New Light on the Narcissus Myth

By W. B. Henry

One of the most interesting of the new literary fragments published in Volume LXIX of The Oxyrhynchus Papyri (2005) is a set of brief mythological narratives in Greek elegiac couplets. The subjects are Narcissus, Adonis, and Asteria (the nymph who became the island of Delos). Each of the three fragmentary narratives features metamorphosis prominently, and the editor, W. B. Henry, has suggested that the fragment may belong to the Metamorphoses by Parthenius of Nicaea. G. O. Hutchinson, 'The Metamorphosis of Metamorphosis: P. Oxy. 4711 and Ovid', Zeitschrift für Papyrologie und Epigraphik 155 (2006) 71–84, considers the attribution plausible.

Of particular interest is the poet's treatment of the Narcissus story, poetic accounts of which are very rare. The myth is first attested around the turn of the first century AD. It turns up famously in Ovid's Latin epic, the Metamorphoses (3.339–510). There is also a less well-known Greek account in a collection of stories in prose (Διηγήσεις) composed by one Conon about the same time, and preserved in epitome form. If our version is by Parthenius, it has a special importance. Parthenius came to Rome after being captured in the third Mithridatic War, perhaps in 73 BC. He was a very influential figure among the poets of the time, and Ovid would almost certainly have read his account of the myth before composing his own.

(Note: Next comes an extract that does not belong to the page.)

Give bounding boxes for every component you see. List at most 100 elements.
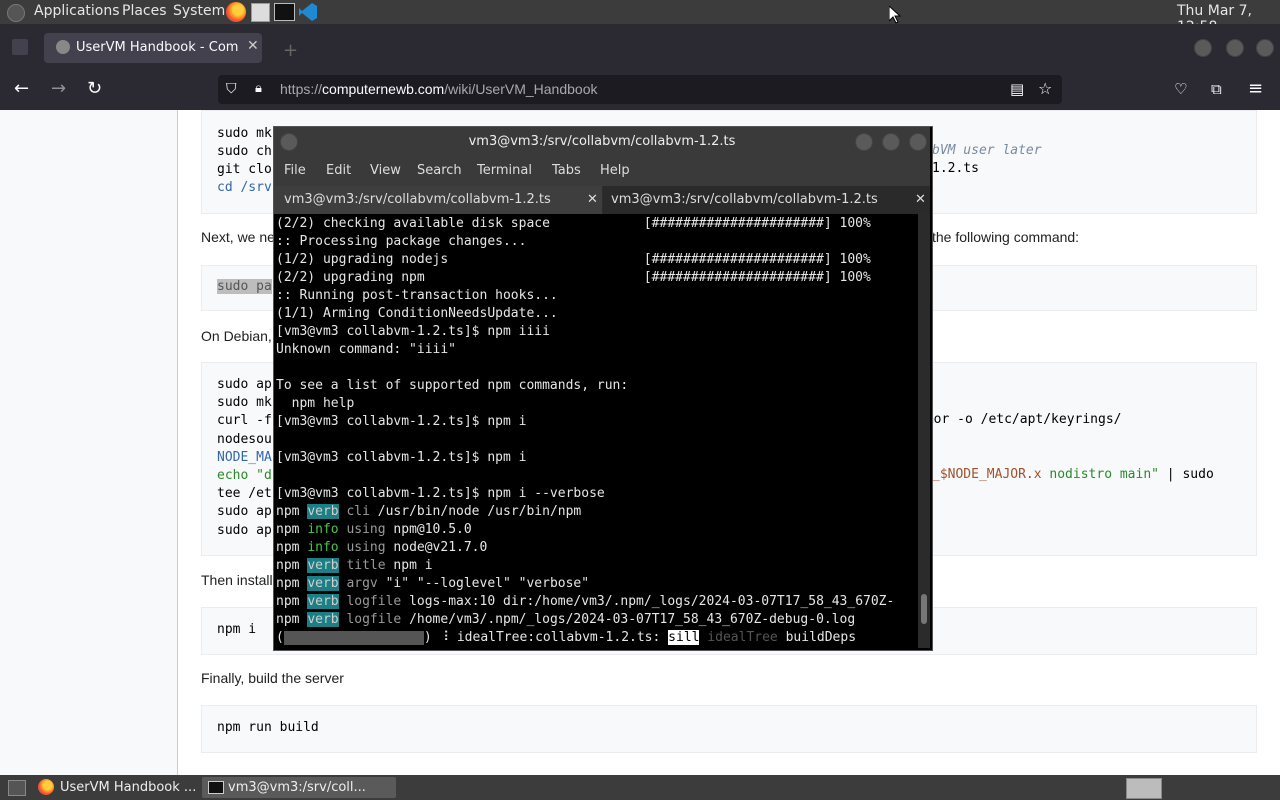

Here are a reconstructed text and English translation of the fragment; for images of the papyrus, click here. The order of the two sides (↓, with the papyrus fibres running vertically, and →, with the papyrus fibres running horizontally) is not known. Conjectural supplements are enclosed in square brackets in the Greek; `´ indicates an addition above the line, † a corrupt word. Dots indicate uncertainly read or (in gaps) missing letters.

4771 a

... laughter-loving1 ...                                                                  (ADONIS concluded)

... wheeling (?)2 ...
... alternately

A care to Cypris, and below to Persephone.3
And his name to a river4 ...
And with his deathless blood there bloomed a lovely plant.5

Daughter of Coeus and Phoebe the Titaness,                                  (ASTERIA)
Leto's dear sister was Asteria.
And Zeus desired her; Coeus' daughter fled from him,
First as a bird6 above the airy clouds;
Second, she jumped determinedly into mid-sea
And flew just like a ship among the waves.7

And Cronus' son8 placed under her pillars for roots
When he begot fair Artemis with Phoebus

 

 

1 A common epithet of Aphrodite.
2 Perhaps of the boar that killed Adonis on a hunt (Ovid, Metamorphoses 10.710–16).
3 Adonis spent part of the year with Cypris (= Aphrodite) and part with Persephone (so e.g. Apollodorus 3.14.4).
4 Adonis gave his name to the river of Byblos.
5 Similarly Ovid, Metamorphoses 10.735 flos de sanguine concolor ortus, 'a flower of the same colour grew from his blood'.
6 A quail (so Apollodorus 1.4.1).
7 Asteria became a floating island for a time. She was fixed to the spot (as Delos) when she became the birthplace of Artemis and Apollo, children of Zeus and Leto. Compare e.g. Callimachus, Hymn 4.51–4.
8 Zeus.

4771 b

(NARCISSUS)

 

 

 

 

... god-like ...
... ...
He had a cruel heart, and hated all of them,
Till he conceived a love for his own form:
He wailed, seeing his face, delightful as a dream,
Within a spring; he wept for his beauty.
Then the boy shed his blood and gave it to the earth
... to bear

 

 

The new version of the Narcissus story is much more concise than Ovid's. Ovid devotes many verses to the nymph Echo, who in her unrequited love for Narcissus wastes away until only an echo remains: she can only repeat what others say. There is no trace of her either in the papyrus text or in Conon's account. There, Narcissus is a young boy and his lovers are all male. Ovid also distinguishes himself from the other two authors by having Narcissus, like Echo, simply waste away. His body mysteriously disappears, and when the nymphs come to collect it, they find the flower in its place. In Conon's version, as in the new papyrus, the boy kills himself. It is his blood that produces the narcissus flower. (In this respect, the story resembles that of Adonis, told on the other side of the papyrus fragment.) In the light of the new evidence, it seems that Ovid may well have been the first to give the myth its now familiar form.